The practical impact depends on network topology:

Network typeTypical difference
Simple, stable (few controls, no quality)< 0.01% (effectively zero)
Medium complexity (KY8/KY9/KY10 scale)3–4 individual node/link values at t=0
Large with quality simulation (D-Town scale)Flow differences at t=0 can cascade into quality concentration drift of 1–2 orders of magnitude over 100+ periods

Quality results are more sensitive than hydraulic results because transport errors accumulate over time. If your workflow depends on sub-percent quality agreement with EPANET output, treat both results as independent estimates of the same physical system; neither is more “correct” than the other in an absolute sense.

Hydra’s result is authoritative. If you observe a difference and suspect a Hydra bug, open a GitHub issue with a minimal reproducer.


Behavioural Differences

Unbalanced-stop mode

EPANET halts the simulation when a hydraulic step does not converge within the configured iteration limit (UNBALANCED STOP). Hydra honours this setting: when a hydraulic step is genuinely unbalanced (fails to converge), Hydra also halts and records an UnbalancedHydraulics warning. The UNBALANCED CONTINUE N option is also supported.

In practice this rarely matters, because Hydra’s solver is more robust than EPANET’s and typically converges for steps where EPANET cannot. On the Richmond network, EPANET halts after 28 of 49 reporting periods; Hydra converges all 49 because it finds valid equilibria for those steps.

Quality timestep minimum

EPANET’s quality timestep can reach 0 seconds via integer truncation when hydraulic timesteps are very short. Hydra enforces a 1-second minimum to prevent zero-length sub-steps.

This only matters for networks with very short hydraulic timesteps (well under 60 seconds), which is unusual in practice.


OWA-EPANET 2.3 Features Worth Knowing

These features were added in OWA-EPANET 2.3 and are fully supported by Hydra. They are not present in the original EPA EPANET 2.2 distribution.

FAVAD Leakage

Per-pipe background leakage is modelled using the FAVAD (Fixed and Variable Area Discharge) model, configured via a [LEAKAGE] section in the .inp file.

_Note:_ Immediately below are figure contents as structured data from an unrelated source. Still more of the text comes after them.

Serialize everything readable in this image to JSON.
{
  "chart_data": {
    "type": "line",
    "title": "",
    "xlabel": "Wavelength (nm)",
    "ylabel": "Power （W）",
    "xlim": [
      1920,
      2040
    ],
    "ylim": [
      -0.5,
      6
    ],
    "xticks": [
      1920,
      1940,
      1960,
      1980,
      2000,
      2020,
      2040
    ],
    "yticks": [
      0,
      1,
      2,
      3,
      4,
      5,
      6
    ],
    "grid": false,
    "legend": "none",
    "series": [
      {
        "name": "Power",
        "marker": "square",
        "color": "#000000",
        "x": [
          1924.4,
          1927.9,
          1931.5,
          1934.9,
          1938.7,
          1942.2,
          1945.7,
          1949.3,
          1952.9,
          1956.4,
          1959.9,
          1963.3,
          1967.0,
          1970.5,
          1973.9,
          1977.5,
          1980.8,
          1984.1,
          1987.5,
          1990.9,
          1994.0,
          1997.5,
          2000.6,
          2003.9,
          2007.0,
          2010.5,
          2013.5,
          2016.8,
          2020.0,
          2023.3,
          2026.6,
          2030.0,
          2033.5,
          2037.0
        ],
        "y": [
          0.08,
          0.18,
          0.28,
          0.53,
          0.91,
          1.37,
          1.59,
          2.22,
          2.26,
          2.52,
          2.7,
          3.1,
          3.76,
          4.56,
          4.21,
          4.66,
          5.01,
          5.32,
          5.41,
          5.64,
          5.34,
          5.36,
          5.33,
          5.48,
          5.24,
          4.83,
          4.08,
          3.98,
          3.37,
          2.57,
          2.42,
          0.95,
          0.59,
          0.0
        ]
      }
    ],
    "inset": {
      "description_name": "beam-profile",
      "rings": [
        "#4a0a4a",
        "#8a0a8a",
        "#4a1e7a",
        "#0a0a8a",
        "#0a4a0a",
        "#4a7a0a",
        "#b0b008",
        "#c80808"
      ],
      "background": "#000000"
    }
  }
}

Standard EPANET 2.2 files (without [LEAKAGE]) parse cleanly; leakage is simply zero for all pipes.

Pressure-Dependent Analysis

PDA is configured the same way as in EPANET 2.3 (DEMAND MODEL PDA in [OPTIONS]). No changes needed.


EPANET API Mapping

If you are migrating code that uses the EPANET Toolkit C API, the equivalent Hydra library workflow is:

EPANET ToolkitHydra library
EN_createproject + EN_openio::parse(&bytes) + Simulation::from_network(network)
EN_runH (full hydraulics)sim.run_hydraulics()
EN_runQ (full quality)sim.run_quality()
EN_runH + EN_runQ combinedsim.run()
EN_nextHsim.step_hydraulics()
EN_nextQsim.step_quality()
EN_getnodevalue(EN_HEAD)sim.get_node_result(id, NodeQuantity::Head, t)
EN_getnodevalue(EN_PRESSURE)sim.get_node_result(id, NodeQuantity::GaugePressure, t)
EN_getlinkvalue(EN_FLOW)sim.get_link_result(id, LinkQuantity::Flow, t)
EN_deleteprojectDrop the Simulation, handled by Rust’s ownership system

See the SDK overview for complete library usage examples.